Whilst en route to Port Jofre or scouring the riverbanks from there we enjoyed a profusion of other fabulous creatures. Close behind Jaguars in popularity were the 5 (five!) Giant Anteaters we saw in the northern part of Pantanal. These prehistoric-looking creatures have very poor eyesight and encounters can sometimes be very close, as two of ours were, although it is worth reminding ourselves that these ostensibly peaceful animals have been known to kill people with their incredibly powerful bear-like claws. Other highlights as voted for by participants were the five encounters with family parties of Giant Otters, the ‘beauty of the shadows’ Agami Heron and the outrageous outsized parrot Hyacinth Macaw. The Pantanal is simply fantastic!
We saw a good variety of mammals, 22 species in total, although not all were within range of our DSLRs, including: Brazilian Porcupine; Capybara (the world’s largest rodent); Ocelot; Crab-eating Raccoon; Crab-eating Fox; Tayra; Neotropical River Otter; South American Coati; Black Howler Monkey and two Brazilian Tapirs.

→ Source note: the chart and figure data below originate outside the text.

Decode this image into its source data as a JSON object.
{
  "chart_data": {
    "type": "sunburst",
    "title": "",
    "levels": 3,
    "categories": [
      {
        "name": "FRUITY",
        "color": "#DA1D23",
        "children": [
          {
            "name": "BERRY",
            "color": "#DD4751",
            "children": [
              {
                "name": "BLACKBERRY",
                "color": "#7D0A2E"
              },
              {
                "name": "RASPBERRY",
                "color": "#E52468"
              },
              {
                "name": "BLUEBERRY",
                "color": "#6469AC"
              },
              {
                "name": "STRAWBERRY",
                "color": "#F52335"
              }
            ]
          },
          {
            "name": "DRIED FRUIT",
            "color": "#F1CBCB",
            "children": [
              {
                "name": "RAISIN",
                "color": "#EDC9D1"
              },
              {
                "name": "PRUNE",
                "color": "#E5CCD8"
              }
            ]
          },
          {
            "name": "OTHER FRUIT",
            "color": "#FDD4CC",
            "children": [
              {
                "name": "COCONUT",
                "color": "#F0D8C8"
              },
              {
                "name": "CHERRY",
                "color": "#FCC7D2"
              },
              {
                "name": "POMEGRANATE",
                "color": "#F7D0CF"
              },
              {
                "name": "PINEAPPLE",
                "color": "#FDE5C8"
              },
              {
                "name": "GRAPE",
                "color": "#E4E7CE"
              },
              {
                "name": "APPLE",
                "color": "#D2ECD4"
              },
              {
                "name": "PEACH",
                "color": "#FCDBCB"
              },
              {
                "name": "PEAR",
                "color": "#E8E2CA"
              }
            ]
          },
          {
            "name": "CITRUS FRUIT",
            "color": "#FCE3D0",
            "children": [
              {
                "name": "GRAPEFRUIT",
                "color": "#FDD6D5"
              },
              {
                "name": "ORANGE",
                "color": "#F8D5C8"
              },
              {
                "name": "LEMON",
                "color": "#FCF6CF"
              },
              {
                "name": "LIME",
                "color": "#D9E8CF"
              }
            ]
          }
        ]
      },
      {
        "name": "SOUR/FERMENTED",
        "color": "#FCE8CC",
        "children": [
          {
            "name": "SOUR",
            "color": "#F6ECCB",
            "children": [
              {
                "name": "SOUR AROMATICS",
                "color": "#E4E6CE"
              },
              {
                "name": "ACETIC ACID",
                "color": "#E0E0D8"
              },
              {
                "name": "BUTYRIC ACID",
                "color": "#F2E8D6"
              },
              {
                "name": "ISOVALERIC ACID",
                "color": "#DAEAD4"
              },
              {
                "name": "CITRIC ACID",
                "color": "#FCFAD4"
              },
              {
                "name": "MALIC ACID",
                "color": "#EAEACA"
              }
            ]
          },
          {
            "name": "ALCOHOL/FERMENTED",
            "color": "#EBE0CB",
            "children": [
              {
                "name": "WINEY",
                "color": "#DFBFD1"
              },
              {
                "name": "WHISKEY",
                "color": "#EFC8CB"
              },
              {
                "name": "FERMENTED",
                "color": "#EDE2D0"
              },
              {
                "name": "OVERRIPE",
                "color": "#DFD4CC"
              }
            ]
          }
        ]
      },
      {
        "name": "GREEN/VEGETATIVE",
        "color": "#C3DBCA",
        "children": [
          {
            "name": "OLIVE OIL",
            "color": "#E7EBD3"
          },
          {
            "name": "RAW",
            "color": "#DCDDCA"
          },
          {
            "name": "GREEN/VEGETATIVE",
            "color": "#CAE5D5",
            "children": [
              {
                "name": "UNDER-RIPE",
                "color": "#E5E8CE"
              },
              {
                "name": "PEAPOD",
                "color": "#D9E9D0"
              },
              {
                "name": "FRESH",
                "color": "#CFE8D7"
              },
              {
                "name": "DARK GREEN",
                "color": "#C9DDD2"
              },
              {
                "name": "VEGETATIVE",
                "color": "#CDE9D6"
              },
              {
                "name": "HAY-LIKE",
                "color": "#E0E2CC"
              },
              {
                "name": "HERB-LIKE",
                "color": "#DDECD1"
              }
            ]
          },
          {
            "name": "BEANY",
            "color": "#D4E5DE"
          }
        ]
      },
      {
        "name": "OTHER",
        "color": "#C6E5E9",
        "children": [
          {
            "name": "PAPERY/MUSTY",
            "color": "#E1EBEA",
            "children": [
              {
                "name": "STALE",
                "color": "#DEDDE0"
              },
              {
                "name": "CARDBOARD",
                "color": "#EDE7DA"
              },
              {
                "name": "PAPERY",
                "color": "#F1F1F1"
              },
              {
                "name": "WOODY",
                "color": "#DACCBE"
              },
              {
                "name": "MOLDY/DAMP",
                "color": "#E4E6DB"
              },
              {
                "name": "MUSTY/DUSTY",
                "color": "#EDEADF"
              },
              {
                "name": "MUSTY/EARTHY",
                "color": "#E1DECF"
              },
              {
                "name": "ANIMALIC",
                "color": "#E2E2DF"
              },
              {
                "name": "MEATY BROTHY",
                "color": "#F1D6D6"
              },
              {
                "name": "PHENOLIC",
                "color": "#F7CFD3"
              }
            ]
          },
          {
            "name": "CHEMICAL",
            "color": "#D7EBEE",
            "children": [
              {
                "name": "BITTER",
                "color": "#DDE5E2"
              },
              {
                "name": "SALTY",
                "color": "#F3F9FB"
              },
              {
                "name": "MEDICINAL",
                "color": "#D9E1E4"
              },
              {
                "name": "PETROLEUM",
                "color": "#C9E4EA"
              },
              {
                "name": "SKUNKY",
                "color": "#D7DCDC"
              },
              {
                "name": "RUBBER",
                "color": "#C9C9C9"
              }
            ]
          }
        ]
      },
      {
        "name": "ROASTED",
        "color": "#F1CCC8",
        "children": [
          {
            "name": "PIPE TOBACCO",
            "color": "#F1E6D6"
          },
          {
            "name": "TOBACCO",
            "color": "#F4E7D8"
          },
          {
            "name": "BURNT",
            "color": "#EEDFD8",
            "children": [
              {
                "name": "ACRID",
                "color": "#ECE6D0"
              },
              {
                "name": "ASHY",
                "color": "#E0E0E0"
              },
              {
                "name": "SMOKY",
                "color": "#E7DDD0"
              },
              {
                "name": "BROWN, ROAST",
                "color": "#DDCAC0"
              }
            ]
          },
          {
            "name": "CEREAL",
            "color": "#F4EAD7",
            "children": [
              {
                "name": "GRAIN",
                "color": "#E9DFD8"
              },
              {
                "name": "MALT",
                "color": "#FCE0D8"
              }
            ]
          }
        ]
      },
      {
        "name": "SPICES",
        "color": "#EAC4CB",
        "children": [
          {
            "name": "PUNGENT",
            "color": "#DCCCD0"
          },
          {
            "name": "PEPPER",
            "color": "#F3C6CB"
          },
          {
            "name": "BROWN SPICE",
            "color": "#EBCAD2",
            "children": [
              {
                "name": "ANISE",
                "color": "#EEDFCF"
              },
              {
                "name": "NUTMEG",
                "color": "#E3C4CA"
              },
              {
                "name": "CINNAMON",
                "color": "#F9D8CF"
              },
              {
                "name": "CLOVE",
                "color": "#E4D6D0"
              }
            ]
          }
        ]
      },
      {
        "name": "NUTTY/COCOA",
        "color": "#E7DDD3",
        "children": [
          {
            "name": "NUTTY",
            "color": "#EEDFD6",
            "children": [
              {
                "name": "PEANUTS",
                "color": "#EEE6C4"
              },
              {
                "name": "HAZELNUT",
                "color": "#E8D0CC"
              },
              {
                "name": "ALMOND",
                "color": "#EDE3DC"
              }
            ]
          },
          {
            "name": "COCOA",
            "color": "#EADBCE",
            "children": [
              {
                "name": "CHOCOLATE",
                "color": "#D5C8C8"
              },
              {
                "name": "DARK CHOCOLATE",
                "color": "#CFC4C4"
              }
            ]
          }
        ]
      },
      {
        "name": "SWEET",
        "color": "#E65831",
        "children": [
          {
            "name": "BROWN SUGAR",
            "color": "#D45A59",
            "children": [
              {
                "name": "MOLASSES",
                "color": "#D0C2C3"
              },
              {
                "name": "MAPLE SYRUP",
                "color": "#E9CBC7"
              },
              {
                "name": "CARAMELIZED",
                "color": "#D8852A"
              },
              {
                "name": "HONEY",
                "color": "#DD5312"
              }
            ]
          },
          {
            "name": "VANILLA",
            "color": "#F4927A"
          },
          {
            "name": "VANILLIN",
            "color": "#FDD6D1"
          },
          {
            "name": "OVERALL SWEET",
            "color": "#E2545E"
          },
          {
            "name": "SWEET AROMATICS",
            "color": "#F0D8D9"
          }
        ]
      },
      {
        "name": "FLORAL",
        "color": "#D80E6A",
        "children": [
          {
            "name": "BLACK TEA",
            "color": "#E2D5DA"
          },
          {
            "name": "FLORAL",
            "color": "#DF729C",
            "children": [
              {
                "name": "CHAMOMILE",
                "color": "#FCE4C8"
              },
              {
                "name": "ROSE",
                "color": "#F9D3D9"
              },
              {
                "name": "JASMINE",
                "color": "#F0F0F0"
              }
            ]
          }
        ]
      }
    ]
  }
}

Birds were very visible and obvious and the more photographable included such impressive species as: Greater Rhea; Chestnut-bellied Guan; Blue-throated and Black-fronted Piping Guans; Bare-faced Curassow; Brazilian Teal; Maguari Stork; the mighty Jabiru; Boat-billed (18!) and Capped Herons; Sunbittern (5 – unusually scarce this year); Sungrebe (6); Black Skimmer; Large-billed and Yellow-billed Terns; Nacunda and Band-tailed Nighthawks; Spot-tailed Nightjars; at least one million kingfishers including American Pygmy, Green, Amazon and Ringed; Rufous-tailed Jacamar; Black-fronted Nunbird; Chestnut-eared Araçari; Toco Toucan; Campo Flicker; Bat Falcon; Nanday Parakeet; Giant Antshrike; Black-backed Water Tyrant; Purplish Jay; White-winged Swallow; Black-capped Donacobious; Orange-backed Troupial; Scarlet-headed Blackbird and Silver-beaked Tanager to name just a few.
Reptiles (very near bird relatives!) were also very impressive, including: Paraguay Caiman Lizard; Black-and-white Tegu and Green Iguana of note. For landscape enthusiasts every fiery sunrise and sunset held something of interest but particularly the two or three with some cloud cover. At this time of year the landscape of the Pantanal turns yellow with the candle-like flowers of Cambará trees adding colour to backgrounds. In addition, the old wooden bridges, watery margins and tree-lined riverbanks made great subjects.